For the reasons stated we find no merit in the appellant's appeal against conviction which must be
and is hereby dismissed.
As regard the sentence imposed by the Sessions Court which was confirmed by the High Court on
appeal, we are minded not to interfere in view of the facts and other relevant matters considered by
both the lower courts. It has however been brought to our attention now that the charge has been
hanging over the appellant's head for the last 16 years. He was apparently first charged in court on 4
October 1988 (see the charge sheet). Although he was convicted and sentenced on 30 May 1990,
his appeal in the High Court took another four years and the process of appeal in this court took a
further 10 years, the delay being attributed to some deficiencies in the court below.
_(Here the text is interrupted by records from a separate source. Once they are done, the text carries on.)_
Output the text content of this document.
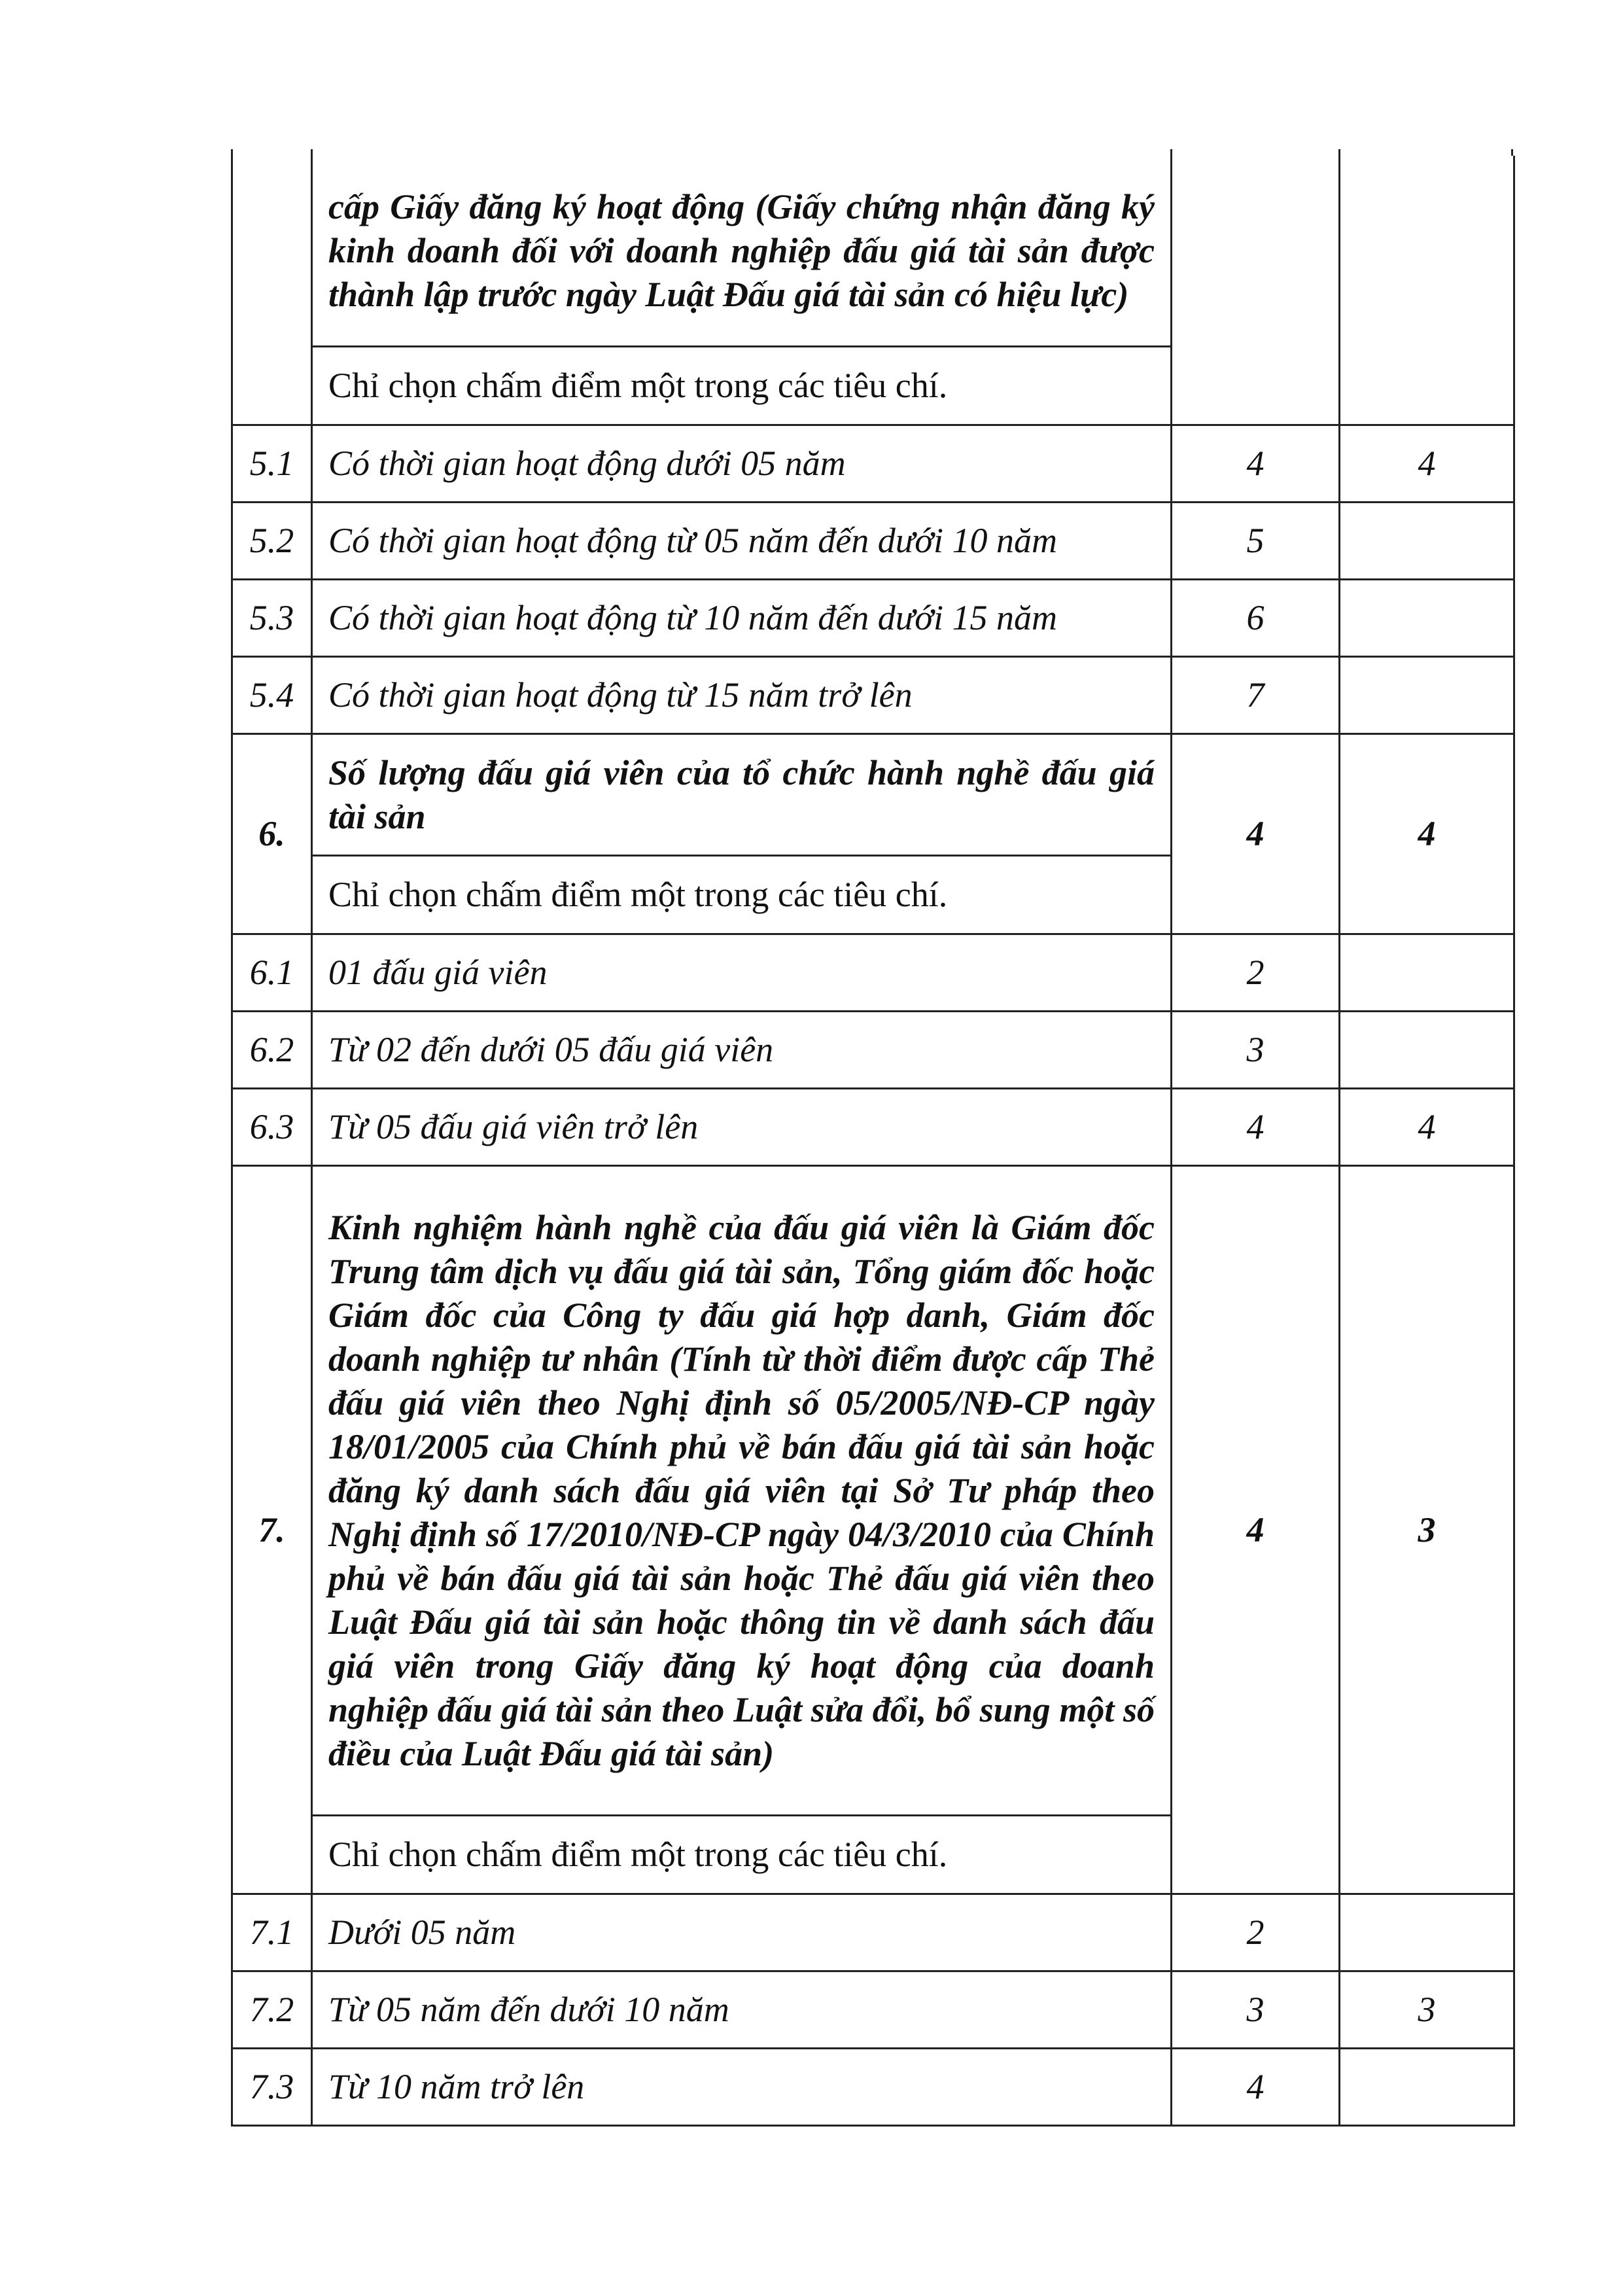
	cấp Giấy đăng ký hoạt động (Giấy chứng nhận đăng ký kinh doanh đối với doanh nghiệp đấu giá tài sản được thành lập trước ngày Luật Đấu giá tài sản có hiệu lực)		
	Chỉ chọn chấm điểm một trong các tiêu chí.		
5.1	Có thời gian hoạt động dưới 05 năm	4	4
5.2	Có thời gian hoạt động từ 05 năm đến dưới 10 năm	5	
5.3	Có thời gian hoạt động từ 10 năm đến dưới 15 năm	6	
5.4	Có thời gian hoạt động từ 15 năm trở lên	7	
6.	Số lượng đấu giá viên của tổ chức hành nghề đấu giá tài sản	4	4
	Chỉ chọn chấm điểm một trong các tiêu chí.		
6.1	01 đấu giá viên	2	
6.2	Từ 02 đến dưới 05 đấu giá viên	3	
6.3	Từ 05 đấu giá viên trở lên	4	4
7.	Kinh nghiệm hành nghề của đấu giá viên là Giám đốc Trung tâm dịch vụ đấu giá tài sản, Tổng giám đốc hoặc Giám đốc của Công ty đấu giá hợp danh, Giám đốc doanh nghiệp tư nhân (Tính từ thời điểm được cấp Thẻ đấu giá viên theo Nghị định số 05/2005/NĐ-CP ngày 18/01/2005 của Chính phủ về bán đấu giá tài sản hoặc đăng ký danh sách đấu giá viên tại Sở Tư pháp theo Nghị định số 17/2010/NĐ-CP ngày 04/3/2010 của Chính phủ về bán đấu giá tài sản hoặc Thẻ đấu giá viên theo Luật Đấu giá tài sản hoặc thông tin về danh sách đấu giá viên trong Giấy đăng ký hoạt động của doanh nghiệp đấu giá tài sản theo Luật sửa đổi, bổ sung một số điều của Luật Đấu giá tài sản)	4	3
	Chỉ chọn chấm điểm một trong các tiêu chí.		
7.1	Dưới 05 năm	2	
7.2	Từ 05 năm đến dưới 10 năm	3	3
7.3	Từ 10 năm trở lên	4	
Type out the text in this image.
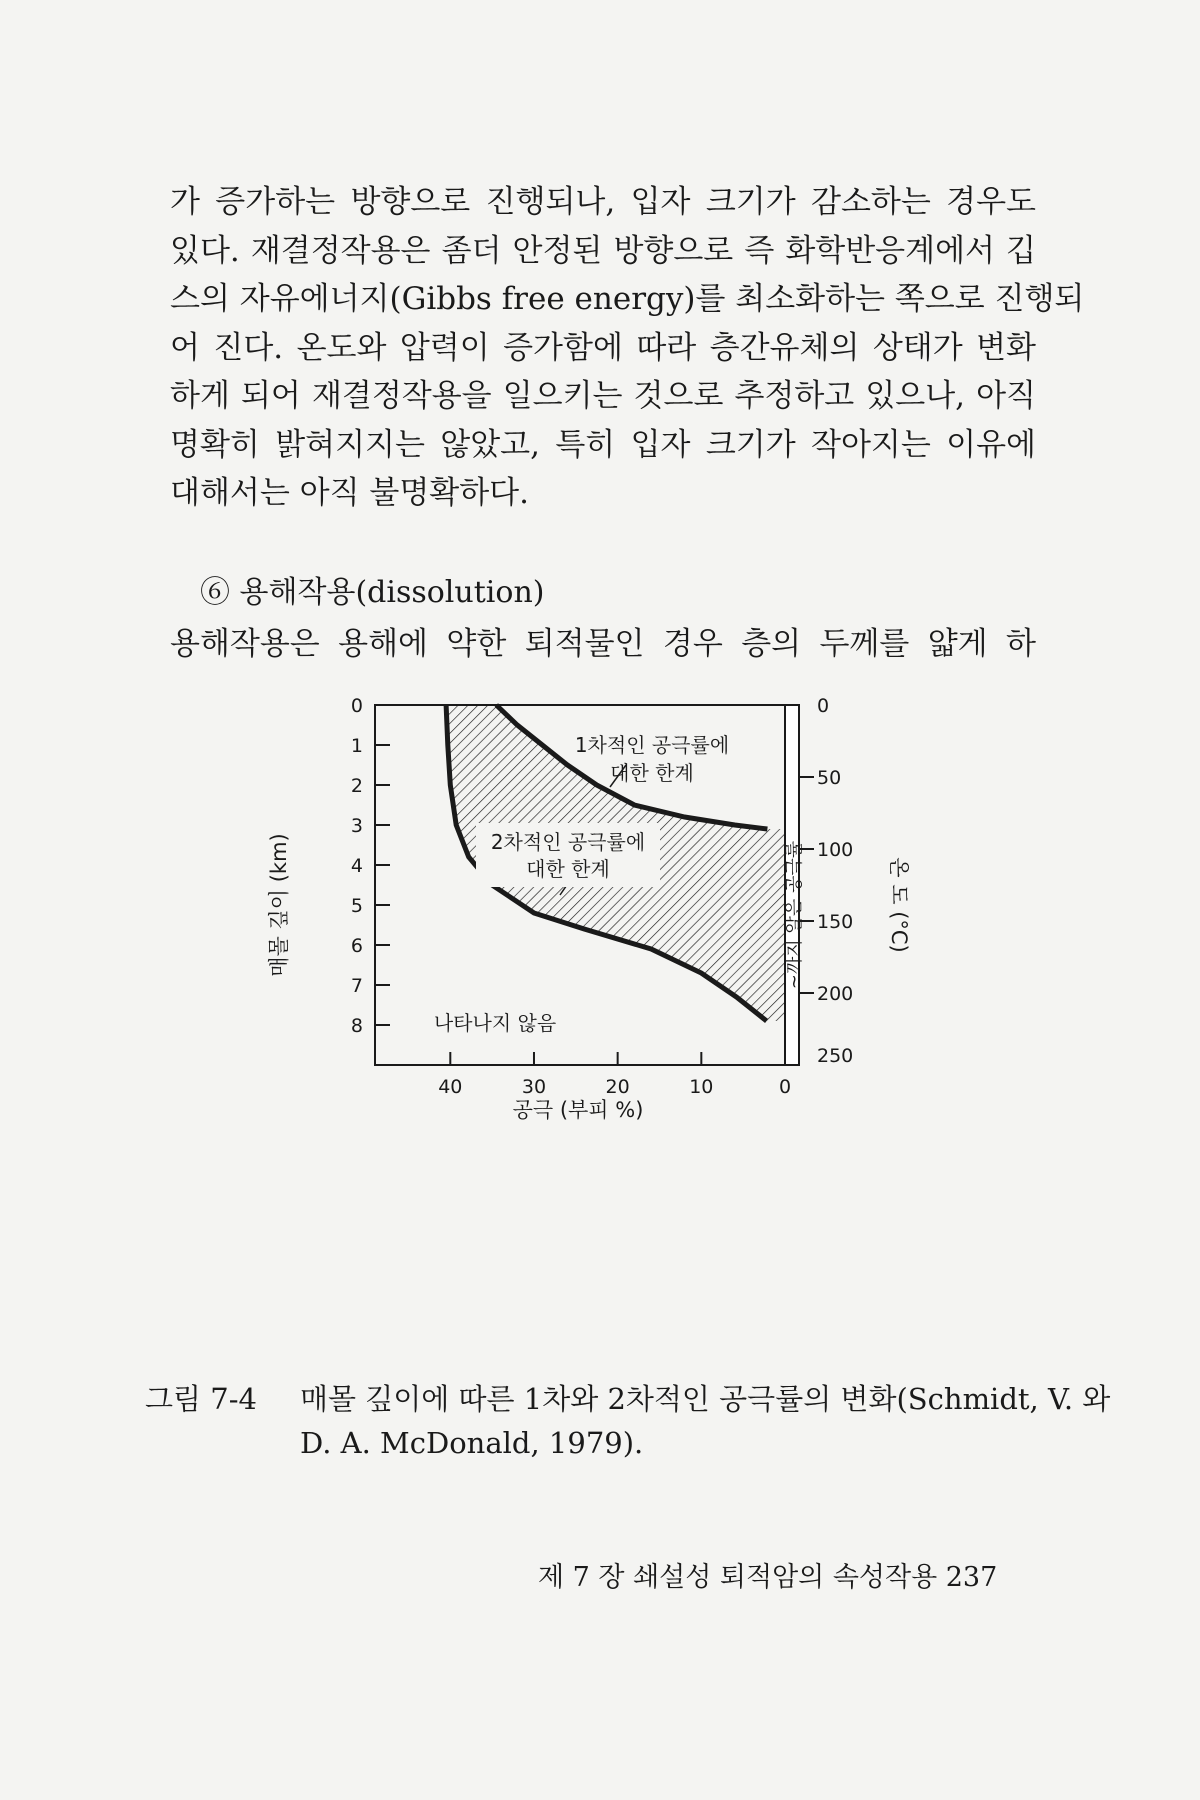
가 증가하는 방향으로 진행되나, 입자 크기가 감소하는 경우도
있다. 재결정작용은 좀더 안정된 방향으로 즉 화학반응계에서 깁
스의 자유에너지(Gibbs free energy)를 최소화하는 쪽으로 진행되
어 진다. 온도와 압력이 증가함에 따라 층간유체의 상태가 변화
하게 되어 재결정작용을 일으키는 것으로 추정하고 있으나, 아직
명확히 밝혀지지는 않았고, 특히 입자 크기가 작아지는 이유에
대해서는 아직 불명확하다.
⑥ 용해작용(dissolution)
용해작용은 용해에 약한 퇴적물인 경우 층의 두께를 얇게 하
1차적인 공극률에
대한 한계
2차적인 공극률에
대한 한계
나타나지 않음
~까지 알은 공극률
매몰 깊이 (km)	온 도 (°C)
공극 (부피 %)
0
1
2
3
4
5
6
7
8
0
50
100
150
200
250
40	30	20	10	0
그림 7-4 매몰 깊이에 따른 1차와 2차적인 공극률의 변화(Schmidt, V. 와
D. A. McDonald, 1979).
제 7 장 쇄설성 퇴적암의 속성작용 237
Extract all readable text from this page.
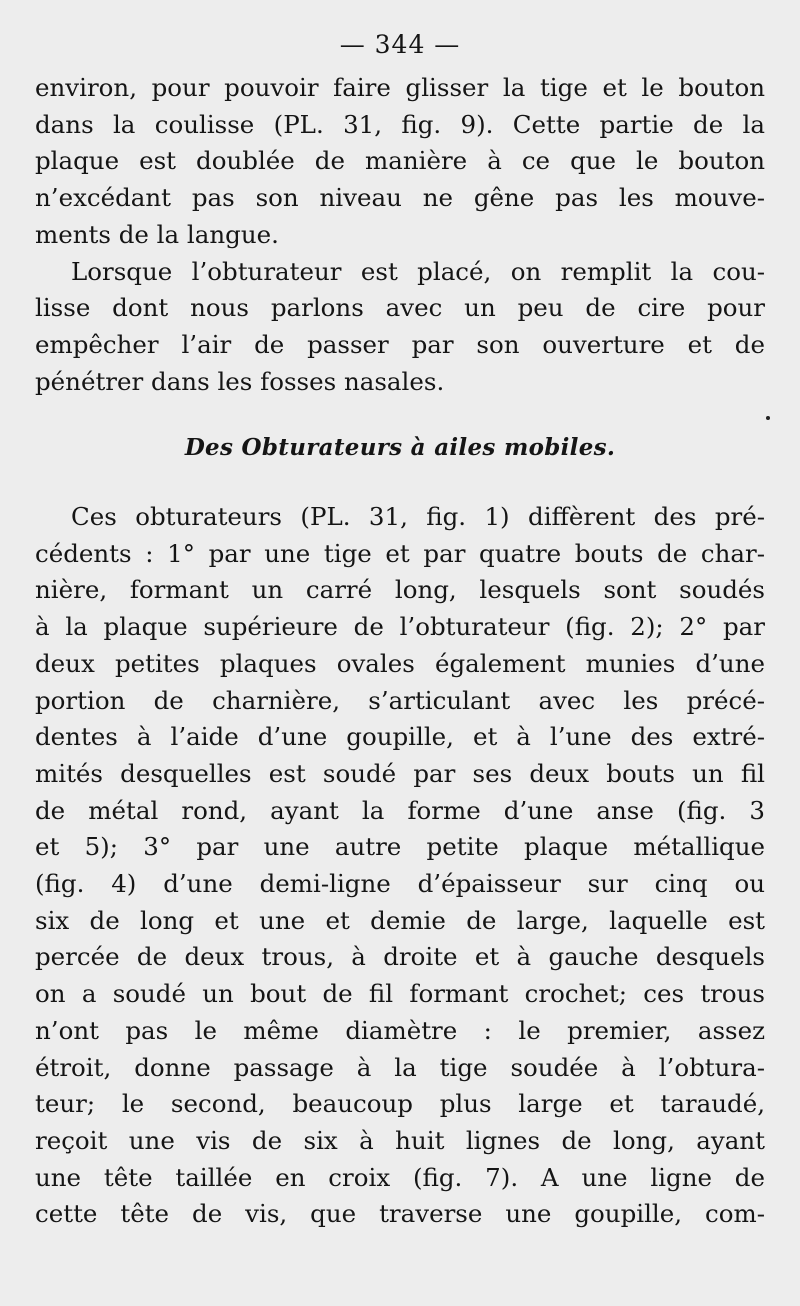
— 344 —

environ, pour pouvoir faire glisser la tige et le bouton
dans la coulisse (PL. 31, fig. 9). Cette partie de la
plaque est doublée de manière à ce que le bouton
n’excédant pas son niveau ne gêne pas les mouve-
ments de la langue.

Lorsque l’obturateur est placé, on remplit la cou-
lisse dont nous parlons avec un peu de cire pour
empêcher l’air de passer par son ouverture et de
pénétrer dans les fosses nasales.

Des Obturateurs à ailes mobiles.

Ces obturateurs (PL. 31, fig. 1) diffèrent des pré-
cédents : 1° par une tige et par quatre bouts de char-
nière, formant un carré long, lesquels sont soudés
à la plaque supérieure de l’obturateur (fig. 2); 2° par
deux petites plaques ovales également munies d’une
portion de charnière, s’articulant avec les précé-
dentes à l’aide d’une goupille, et à l’une des extré-
mités desquelles est soudé par ses deux bouts un fil
de métal rond, ayant la forme d’une anse (fig. 3
et 5); 3° par une autre petite plaque métallique
(fig. 4) d’une demi-ligne d’épaisseur sur cinq ou
six de long et une et demie de large, laquelle est
percée de deux trous, à droite et à gauche desquels
on a soudé un bout de fil formant crochet; ces trous
n’ont pas le même diamètre : le premier, assez
étroit, donne passage à la tige soudée à l’obtura-
teur; le second, beaucoup plus large et taraudé,
reçoit une vis de six à huit lignes de long, ayant
une tête taillée en croix (fig. 7). A une ligne de
cette tête de vis, que traverse une goupille, com-
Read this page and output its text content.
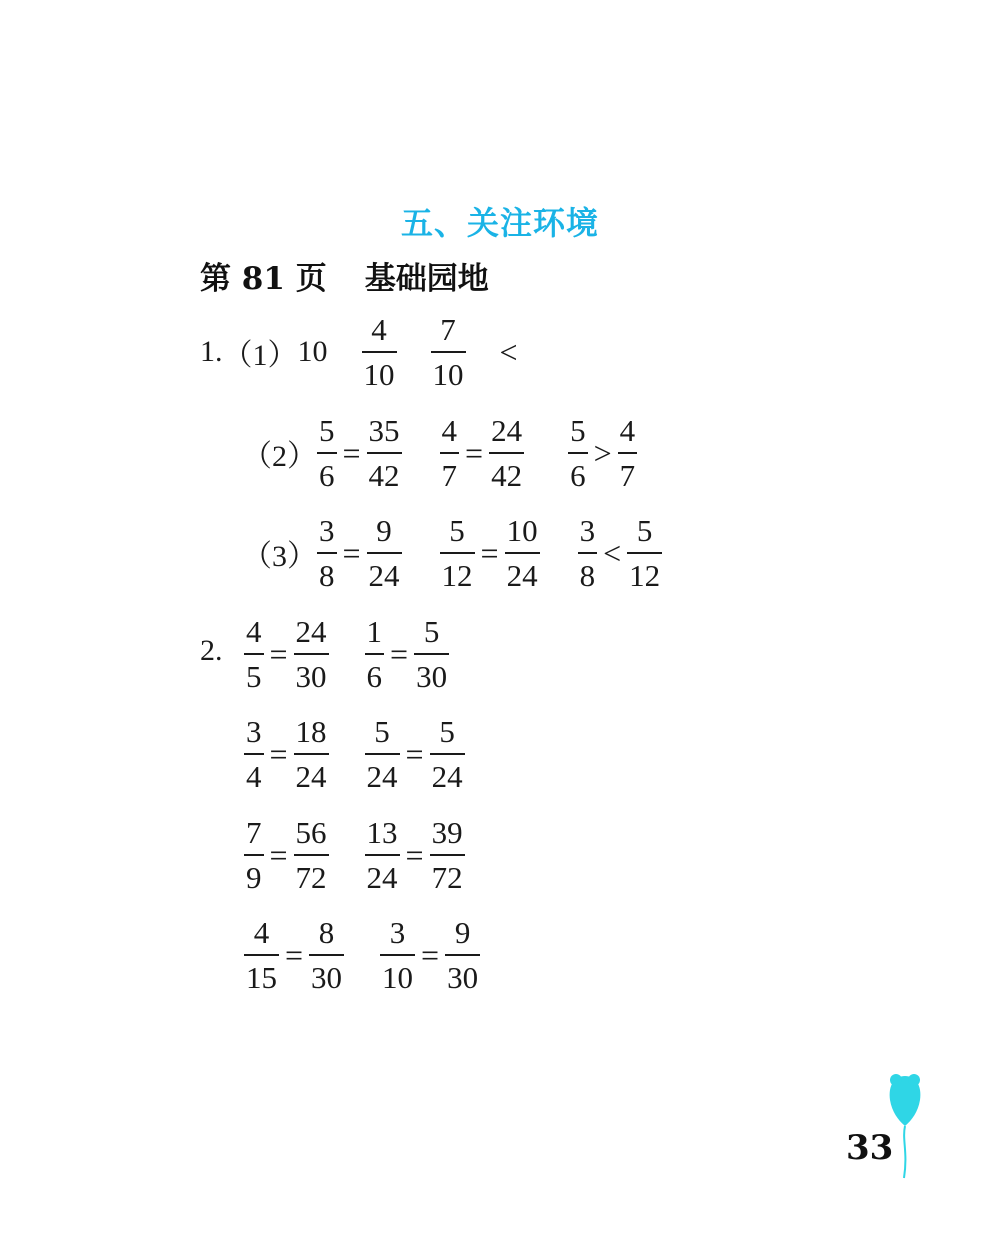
五、关注环境
第 81 页 基础园地
1. （1） $10 \frac{4}{10} \frac{7}{10}$ <
$(2) \frac{5}{6} = \frac{35}{42} \frac{4}{7} = \frac{24}{42} \frac{5}{6} > \frac{4}{7}$
$(3) \frac{3}{8} = \frac{9}{24} \frac{5}{12} = \frac{10}{24} \frac{3}{8} < \frac{5}{12}$
2. $\frac{4}{5} = \frac{24}{30} \frac{1}{6} = \frac{5}{30}$
$\frac{3}{4} = \frac{18}{24} \frac{5}{24} = \frac{5}{24}$
$\frac{7}{9} = \frac{56}{72} \frac{13}{24} = \frac{39}{72}$
$\frac{4}{15} = \frac{8}{30} \frac{3}{10} = \frac{9}{30}$
33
The appellant
now 61 years old is a widower for the last four years and has a 16 year old school going daughter to
support. He has been deprived of his law practice due to the conviction. He had also spent two
weeks in prison pending appeal to this court before bail was allowed. Having considered all these
circumstances in particular the mental anguish and loss of fruitful years caused by the long delay
through no fault of the appellant as against the seriousness of the offence and the paramount public
interest that has to be protected, we feel that justice would be better served if the custodial sentence
be shortened. We accordingly reduce the said sentence of imprisonment from three years to two
years. The fine imposed is confirmed.